The search for a second Earth gets serious
IN THE 19th century astronomers spent a lot of time seeking shadows crossing the sun. They were searching for Vulcan, a putative planet inside the orbit of Mercury, by looking for its transits. These are the moments when, viewed from Earth, the hypothetical planet would cross the solar disc. Sadly, there was no Vulcan to be found, but the method itself is sound, and it is the modus operandi of Kepler, an American spacecraft that has been trailing the Earth, in the same orbit, since March 2009.
Kepler is a telescope that looks simultaneously and continuously at more than 150,000 stars, recording the amount of light coming from them.
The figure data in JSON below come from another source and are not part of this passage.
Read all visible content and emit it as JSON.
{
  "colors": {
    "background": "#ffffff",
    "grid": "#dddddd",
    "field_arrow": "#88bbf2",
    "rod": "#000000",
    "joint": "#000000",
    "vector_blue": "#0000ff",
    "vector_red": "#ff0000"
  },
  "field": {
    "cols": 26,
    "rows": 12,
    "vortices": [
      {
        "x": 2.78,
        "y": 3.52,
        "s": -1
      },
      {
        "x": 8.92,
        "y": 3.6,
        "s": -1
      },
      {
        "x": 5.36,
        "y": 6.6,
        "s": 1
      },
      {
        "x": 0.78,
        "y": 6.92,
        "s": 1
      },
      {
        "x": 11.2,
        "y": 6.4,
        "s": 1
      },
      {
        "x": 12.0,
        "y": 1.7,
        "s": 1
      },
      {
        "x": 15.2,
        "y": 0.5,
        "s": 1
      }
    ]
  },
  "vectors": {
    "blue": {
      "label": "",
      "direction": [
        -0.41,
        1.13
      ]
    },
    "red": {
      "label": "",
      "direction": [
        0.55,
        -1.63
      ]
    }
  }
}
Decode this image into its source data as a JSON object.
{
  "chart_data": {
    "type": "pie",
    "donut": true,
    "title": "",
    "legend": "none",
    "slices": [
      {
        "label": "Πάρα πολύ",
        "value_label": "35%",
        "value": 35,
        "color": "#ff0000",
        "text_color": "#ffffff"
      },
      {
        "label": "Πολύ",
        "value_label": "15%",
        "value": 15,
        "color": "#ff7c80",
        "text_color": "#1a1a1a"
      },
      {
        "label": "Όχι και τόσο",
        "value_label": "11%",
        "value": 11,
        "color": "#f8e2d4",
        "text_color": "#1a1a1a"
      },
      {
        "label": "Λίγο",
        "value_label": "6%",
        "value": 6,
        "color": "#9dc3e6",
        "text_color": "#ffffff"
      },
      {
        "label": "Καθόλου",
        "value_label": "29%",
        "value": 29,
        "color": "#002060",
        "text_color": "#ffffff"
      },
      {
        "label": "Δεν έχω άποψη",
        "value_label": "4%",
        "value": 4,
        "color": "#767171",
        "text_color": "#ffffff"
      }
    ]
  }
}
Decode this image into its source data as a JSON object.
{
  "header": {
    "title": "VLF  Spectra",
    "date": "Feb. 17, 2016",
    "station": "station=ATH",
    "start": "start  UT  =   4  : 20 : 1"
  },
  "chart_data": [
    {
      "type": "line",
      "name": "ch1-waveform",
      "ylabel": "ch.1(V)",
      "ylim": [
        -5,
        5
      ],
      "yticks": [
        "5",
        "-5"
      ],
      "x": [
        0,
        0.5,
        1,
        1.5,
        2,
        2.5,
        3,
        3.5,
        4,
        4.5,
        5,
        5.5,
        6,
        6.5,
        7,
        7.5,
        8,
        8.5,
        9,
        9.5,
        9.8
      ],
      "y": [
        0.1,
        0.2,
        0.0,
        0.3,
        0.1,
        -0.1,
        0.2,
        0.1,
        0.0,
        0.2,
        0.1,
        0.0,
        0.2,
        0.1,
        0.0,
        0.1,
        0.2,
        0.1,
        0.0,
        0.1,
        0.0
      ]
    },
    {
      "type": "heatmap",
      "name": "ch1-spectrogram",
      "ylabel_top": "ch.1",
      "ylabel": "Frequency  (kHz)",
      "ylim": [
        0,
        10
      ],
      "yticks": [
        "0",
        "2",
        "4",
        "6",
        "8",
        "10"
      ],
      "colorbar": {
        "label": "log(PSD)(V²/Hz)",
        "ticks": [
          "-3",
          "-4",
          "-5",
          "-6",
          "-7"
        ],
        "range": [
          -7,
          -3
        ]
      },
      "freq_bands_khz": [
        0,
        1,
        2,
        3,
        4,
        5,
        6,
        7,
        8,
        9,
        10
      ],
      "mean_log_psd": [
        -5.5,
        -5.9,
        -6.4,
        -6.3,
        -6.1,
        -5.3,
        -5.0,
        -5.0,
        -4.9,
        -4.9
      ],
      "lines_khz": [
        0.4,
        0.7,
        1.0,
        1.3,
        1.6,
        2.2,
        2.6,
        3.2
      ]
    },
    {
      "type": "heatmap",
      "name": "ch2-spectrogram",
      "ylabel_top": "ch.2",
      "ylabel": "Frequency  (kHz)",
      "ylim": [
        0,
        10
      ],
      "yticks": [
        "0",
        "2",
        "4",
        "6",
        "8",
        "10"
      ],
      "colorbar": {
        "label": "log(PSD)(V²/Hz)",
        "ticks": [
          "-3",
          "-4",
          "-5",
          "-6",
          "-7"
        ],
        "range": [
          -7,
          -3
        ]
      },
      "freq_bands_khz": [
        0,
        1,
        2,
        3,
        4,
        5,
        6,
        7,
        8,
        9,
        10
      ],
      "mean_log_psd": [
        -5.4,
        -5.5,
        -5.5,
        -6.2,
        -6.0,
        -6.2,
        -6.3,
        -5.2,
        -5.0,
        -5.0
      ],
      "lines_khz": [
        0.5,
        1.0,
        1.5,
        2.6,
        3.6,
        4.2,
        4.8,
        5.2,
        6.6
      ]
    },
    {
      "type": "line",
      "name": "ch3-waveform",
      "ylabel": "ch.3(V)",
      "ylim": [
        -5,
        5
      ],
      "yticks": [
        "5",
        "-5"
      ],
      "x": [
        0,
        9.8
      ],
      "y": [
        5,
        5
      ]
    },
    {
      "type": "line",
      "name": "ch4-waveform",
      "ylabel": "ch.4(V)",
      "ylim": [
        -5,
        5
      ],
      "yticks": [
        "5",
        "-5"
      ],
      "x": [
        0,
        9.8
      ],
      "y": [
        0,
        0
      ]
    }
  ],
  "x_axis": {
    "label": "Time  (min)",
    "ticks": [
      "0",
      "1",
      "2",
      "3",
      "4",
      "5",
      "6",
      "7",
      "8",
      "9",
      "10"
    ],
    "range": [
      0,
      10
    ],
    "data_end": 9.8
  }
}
It is seeking the tiny, periodic diminutions of illumination caused by planetary transits and, on January 4th, the team running it announced that five such patterns had shown up in the first six weeks of the probe’s operation.
The past 15 years have shown that planets are commonplace. More than 400 have been located around stars other than the sun, by looking for the wobbles in parent stars that orbiting planets cause. A decent wobble, though, requires a massive planet, so the wobble method does not favour the discovery of Earth-sized objects. Kepler, however, can find such planets. The Earth itself, in transit, reduces the amount of light an observer would see from the sun by about 0.01%. That is well within Kepler’s range.